For queue-time and cost monitoring, the pipeline analytics view exposes wait time, and Azure Monitor metrics on the VMSS give you instance-count over time. A KQL query against your cost export surfaces idle spend:
// Daily compute cost attributed to the agent VMSS, last 30 days.
Usage
| where TimeGenerated > ago(30d)
| where ResourceId has "virtualMachineScaleSets/vmss-ado-linux"
| summarize CostUSD = sum(CostInBillingCurrency) by bin(TimeGenerated, 1d)
| order by TimeGenerated asc
Enterprise scenario
A payments platform team ran a 24-agent persistent Linux pool for a monorepo of ~140 services. Two constraints collided. First, PCI segmentation: their auditor flagged that build agents with broad outbound internet access sat one hop from the cardholder-data environment, and any compromised npm or NuGet dependency could exfiltrate or pivot. Second, cost: the pool was sized for the 9-11 a.m. merge storm but billed flat around the clock, running near 22% average utilization.
They moved to a scale set pool with recycleAfterEachUse: true, desiredIdle: 4 (their measured merge-storm floor), and maxCapacity: 40. The VMSS went into a dedicated, internet-egress-denied subnet; the only allowed outbound was the AzureDevOps service tag plus a Private Endpoint to Azure Artifacts upstream feeds, which proxied and cached the public registries. That single change satisfied the segmentation finding - builds could no longer reach the open internet - while the cached feeds actually sped up restores.
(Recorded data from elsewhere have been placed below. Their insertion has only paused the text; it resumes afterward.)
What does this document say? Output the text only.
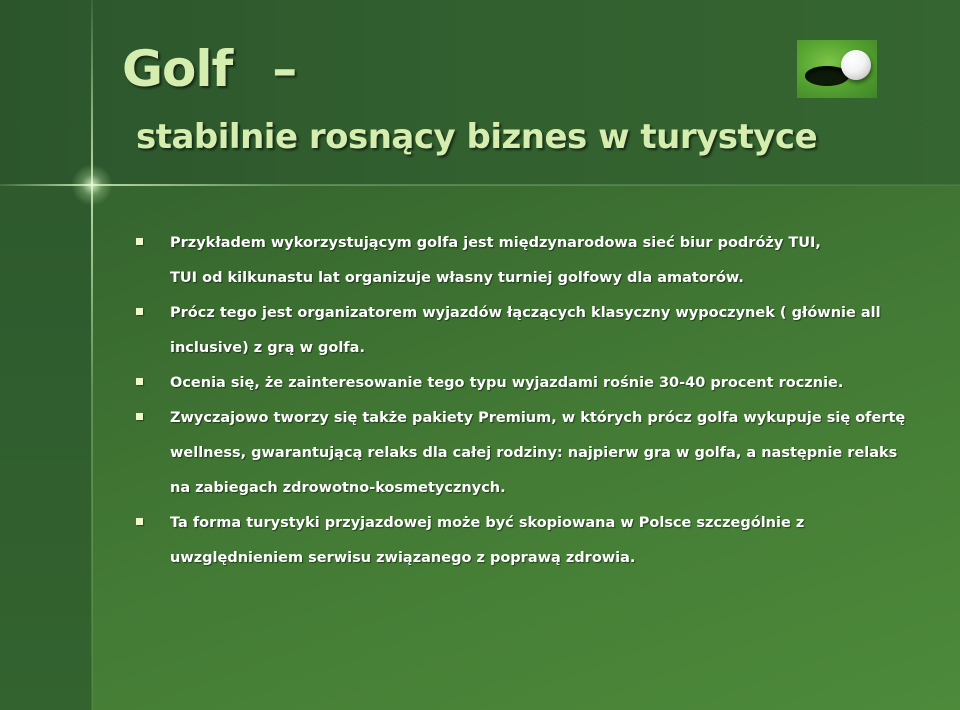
Golf –
stabilnie rosnący biznes w turystyce
Przykładem wykorzystującym golfa jest międzynarodowa sieć biur podróży TUI,
TUI od kilkunastu lat organizuje własny turniej golfowy dla amatorów.
Prócz tego jest organizatorem wyjazdów łączących klasyczny wypoczynek ( głównie all
inclusive) z grą w golfa.
Ocenia się, że zainteresowanie tego typu wyjazdami rośnie 30-40 procent rocznie.
Zwyczajowo tworzy się także pakiety Premium, w których prócz golfa wykupuje się ofertę
wellness, gwarantującą relaks dla całej rodziny: najpierw gra w golfa, a następnie relaks
na zabiegach zdrowotno-kosmetycznych.
Ta forma turystyki przyjazdowej może być skopiowana w Polsce szczególnie z
uwzględnieniem serwisu związanego z poprawą zdrowia.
The subtle bug they hit: with desiredIdle: 0 (their first attempt at maximum savings), the merge storm produced 3-4 minute queue times because every one of the dozen simultaneous builds cold-started a VM. Worse, a flaky image-extension rollout one night entered a provision-fail-recycle loop and quietly burned a weekend of compute. The fix was twofold - raise desiredIdle to cover the concurrent floor, and alert on offline agents so a bad image pages someone:
// Alert: agents that provisioned but never came online (broken image/extension).
AzureDiagnostics
| where Category == "ScaleSetAgentPool"
| where Status_s == "offline"
| summarize OfflineAgents = dcount(AgentName_s) by bin(TimeGenerated, 5m), PoolName_s
| where OfflineAgents > 2
Net result: a 34% drop in monthly CI compute spend, a clean-room VM per job that closed the cross-build contamination finding, and an egress posture the auditor signed off on - all without changing a line of pipeline YAML beyond the pool: reference.